Having destroyed the prospects for a multilateral trade agreement, which was primarily to be about eliminating agriculture subsidies, the Bush administration has tried to salvage some semblance of a free-trade agenda by pursuing bilateral trade agreements. Such agreements have been concluded with Australia, Chile, Jordan, and Singapore. Talks are underway with Bahrain, Morocco, Panama, and groups of countries in Africa and South America.
While the amount of activity is impressive, the results are not very great in terms of opening trade. Moreover, the heavy reliance on bilateral trade agreements may create future problems. Economist Anne Krueger, now the number-two official at the International Monetary Fund, summarized the case against preferential trade agreements in a 1999 article in the Journal of Economic Perspectives:
‐ Once countries are inside a trading bloc such as NAFTA or the European Union, they have an incentive to support protection against countries outside the bloc.
‐ Protectionists will use bilateral trade agreements to avoid multilateral agreements, which all economists believe are far preferable. Those who benefit from bilateral agreements will henceforth tend to oppose new multilateral deals. Once a trader has gained access to the market he is most interested in, he will not want to share those benefits with those in other countries.
‐ Finally, the resources of organizations like the U.S. Trade Representative’s Office are limited.
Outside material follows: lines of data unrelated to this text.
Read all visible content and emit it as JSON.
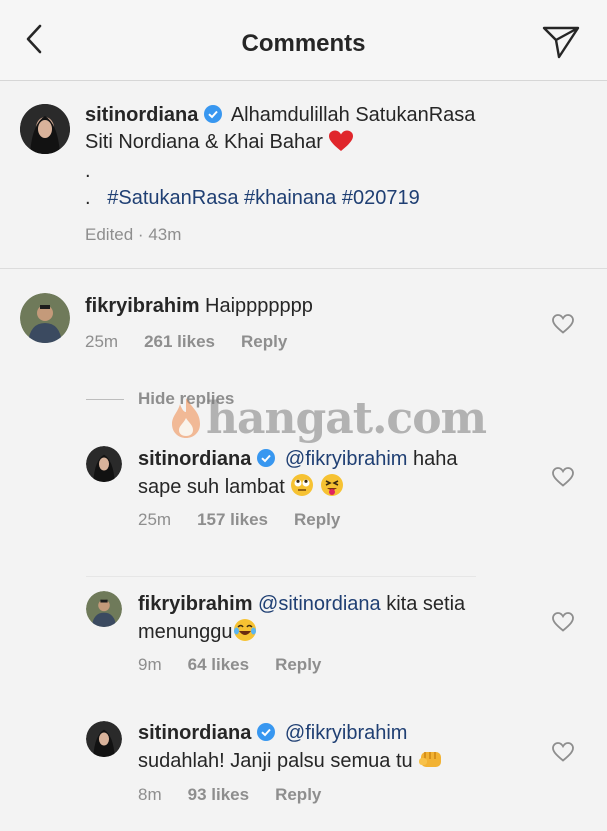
{
  "header": {
    "title": "Comments"
  },
  "post": {
    "username": "sitinordiana",
    "caption_line1": "Alhamdulillah SatukanRasa",
    "caption_line2": "Siti Nordiana & Khai Bahar",
    "dot1": ".",
    "dot2": ".",
    "hashtags": "#SatukanRasa #khainana #020719",
    "edited": "Edited",
    "time": "43m"
  },
  "comments": [
    {
      "username": "fikryibrahim",
      "text": "Haippppppp",
      "time": "25m",
      "likes": "261 likes",
      "reply": "Reply"
    },
    {
      "username": "sitinordiana",
      "mention": "@fikryibrahim",
      "text1": "haha",
      "text2": "sape suh lambat",
      "time": "25m",
      "likes": "157 likes",
      "reply": "Reply"
    },
    {
      "username": "fikryibrahim",
      "mention": "@sitinordiana",
      "text1": "kita setia",
      "text2": "menunggu",
      "time": "9m",
      "likes": "64 likes",
      "reply": "Reply"
    },
    {
      "username": "sitinordiana",
      "mention": "@fikryibrahim",
      "text2": "sudahlah! Janji palsu semua tu",
      "time": "8m",
      "likes": "93 likes",
      "reply": "Reply"
    }
  ],
  "hide_replies": "Hide replies",
  "watermark": "hangat.com",
  "colors": {
    "verified": "#3897f0",
    "link": "#1f3f73",
    "muted": "#8e8e8e",
    "heart": "#ed4956"
  }
}
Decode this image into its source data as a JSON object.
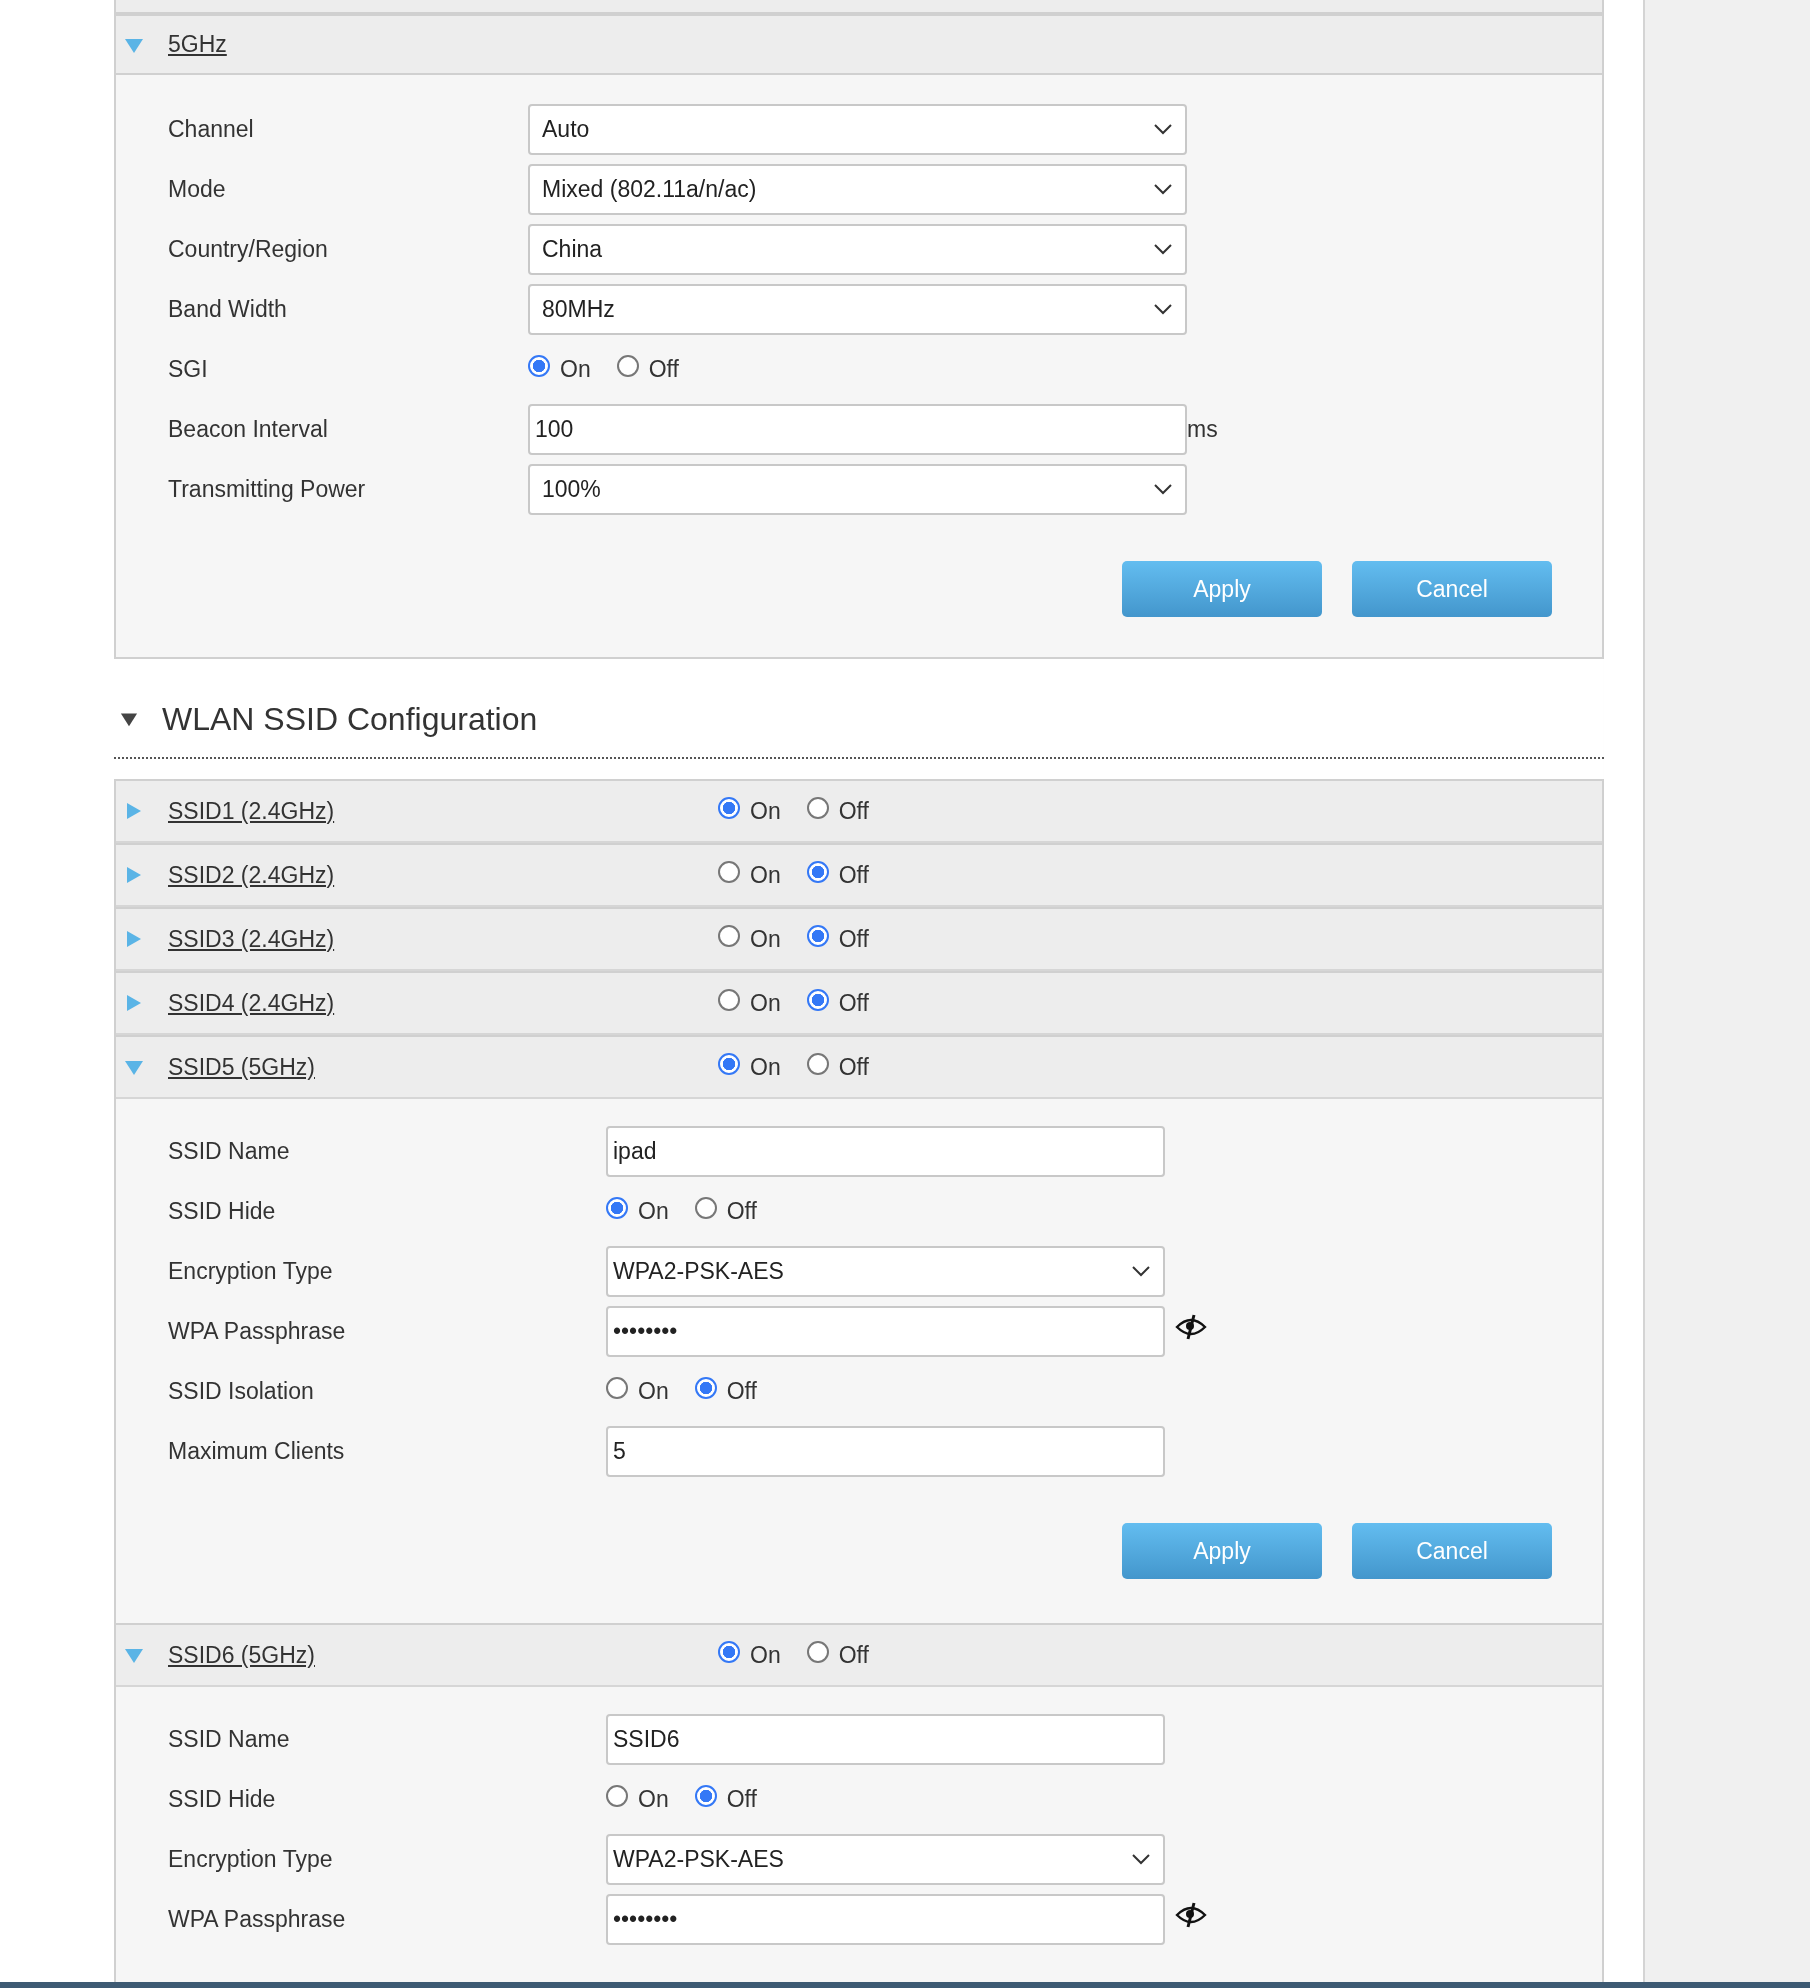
{
  "band_section": {
    "title": "5GHz",
    "expanded": true,
    "fields": [
      {
        "kind": "select",
        "label": "Channel",
        "value": "Auto"
      },
      {
        "kind": "select",
        "label": "Mode",
        "value": "Mixed (802.11a/n/ac)"
      },
      {
        "kind": "select",
        "label": "Country/Region",
        "value": "China"
      },
      {
        "kind": "select",
        "label": "Band Width",
        "value": "80MHz"
      },
      {
        "kind": "radio",
        "label": "SGI",
        "options": [
          {
            "label": "On",
            "selected": true
          },
          {
            "label": "Off",
            "selected": false
          }
        ]
      },
      {
        "kind": "text",
        "label": "Beacon Interval",
        "value": "100",
        "unit": "ms"
      },
      {
        "kind": "select",
        "label": "Transmitting Power",
        "value": "100%"
      }
    ],
    "buttons": [
      "Apply",
      "Cancel"
    ]
  },
  "ssid_section": {
    "title": "WLAN SSID Configuration",
    "expanded": true,
    "ssids": [
      {
        "title": "SSID1 (2.4GHz)",
        "expanded": false,
        "options": [
          {
            "label": "On",
            "selected": true
          },
          {
            "label": "Off",
            "selected": false
          }
        ]
      },
      {
        "title": "SSID2 (2.4GHz)",
        "expanded": false,
        "options": [
          {
            "label": "On",
            "selected": false
          },
          {
            "label": "Off",
            "selected": true
          }
        ]
      },
      {
        "title": "SSID3 (2.4GHz)",
        "expanded": false,
        "options": [
          {
            "label": "On",
            "selected": false
          },
          {
            "label": "Off",
            "selected": true
          }
        ]
      },
      {
        "title": "SSID4 (2.4GHz)",
        "expanded": false,
        "options": [
          {
            "label": "On",
            "selected": false
          },
          {
            "label": "Off",
            "selected": true
          }
        ]
      },
      {
        "title": "SSID5 (5GHz)",
        "expanded": true,
        "options": [
          {
            "label": "On",
            "selected": true
          },
          {
            "label": "Off",
            "selected": false
          }
        ],
        "fields": [
          {
            "kind": "text",
            "label": "SSID Name",
            "value": "ipad"
          },
          {
            "kind": "radio",
            "label": "SSID Hide",
            "options": [
              {
                "label": "On",
                "selected": true
              },
              {
                "label": "Off",
                "selected": false
              }
            ]
          },
          {
            "kind": "select",
            "label": "Encryption Type",
            "value": "WPA2-PSK-AES"
          },
          {
            "kind": "password",
            "label": "WPA Passphrase",
            "value": "••••••••"
          },
          {
            "kind": "radio",
            "label": "SSID Isolation",
            "options": [
              {
                "label": "On",
                "selected": false
              },
              {
                "label": "Off",
                "selected": true
              }
            ]
          },
          {
            "kind": "text",
            "label": "Maximum Clients",
            "value": "5"
          }
        ],
        "buttons": [
          "Apply",
          "Cancel"
        ]
      },
      {
        "title": "SSID6 (5GHz)",
        "expanded": true,
        "options": [
          {
            "label": "On",
            "selected": true
          },
          {
            "label": "Off",
            "selected": false
          }
        ],
        "fields": [
          {
            "kind": "text",
            "label": "SSID Name",
            "value": "SSID6"
          },
          {
            "kind": "radio",
            "label": "SSID Hide",
            "options": [
              {
                "label": "On",
                "selected": false
              },
              {
                "label": "Off",
                "selected": true
              }
            ]
          },
          {
            "kind": "select",
            "label": "Encryption Type",
            "value": "WPA2-PSK-AES"
          },
          {
            "kind": "password",
            "label": "WPA Passphrase",
            "value": "••••••••"
          }
        ]
      }
    ]
  }
}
If they are busy with bilateral agreements, they have no time or political capital left to pursue multilateral agreements.
Jagdish Bhagwati, America’s leading trade economist, has gone so far as to call free trade agreements “a sham” that are actually undermining the world trading system. He argues that the proliferation of such agreements by the U.S. is part of a long-term effort to pursue a unilateral trade policy. “Thanks to the myopic and self serving policies of the world’s only superpower,” says Bhagwati says, “bilateral free trade agreements are damaging the global trading system.”
A 2003 study by the Congressional Budget Office found that the economic potential of bilateral agreements is very limited. It noted that NAFTA, one of the largest such agreements, had virtually no effect on the U.S. trade balance with Mexico even after eight years. However, the study also noted that there might be important noneconomic reasons to support free-trade agreements. For example, they could support U.S. foreign-policy objectives and aid democratic forces in those countries with which we have such agreements.
Indeed, it would appear that foreign policy is the best reason to support CAFTA. It is clearly in this country’s interest to encourage economic growth and reform in Central America even if the economic benefit for us is minimal. It also keeps alive the principle of free trade, which this administration has done so much to undermine.
Still, much more could have been accomplished with CAFTA if the White House had made more of an effort. For example, it could have used this as an opportunity to start dismantling the absurd U.S. sugar policy, which keeps domestic prices far above world levels just to enrich a few producers. Although CAFTA opens the sugar market a little, much more could have been done without making the sugar lobby any more opposed to the agreement than it is anyway.
Free traders have no choice but to support CAFTA. Its failure would be seen as a victory for protectionism and would crush the hopes of economic reformers throughout Latin America. I agree with economist Tyler Cowen: “This is probably a treaty we should pass, but it is not a treaty we should be proud of.”
The effort shouldn’t have been this difficult. If President Bush had been more consistent in his support for free trade over the last five years, he would now be in a stronger position to get CAFTA approved.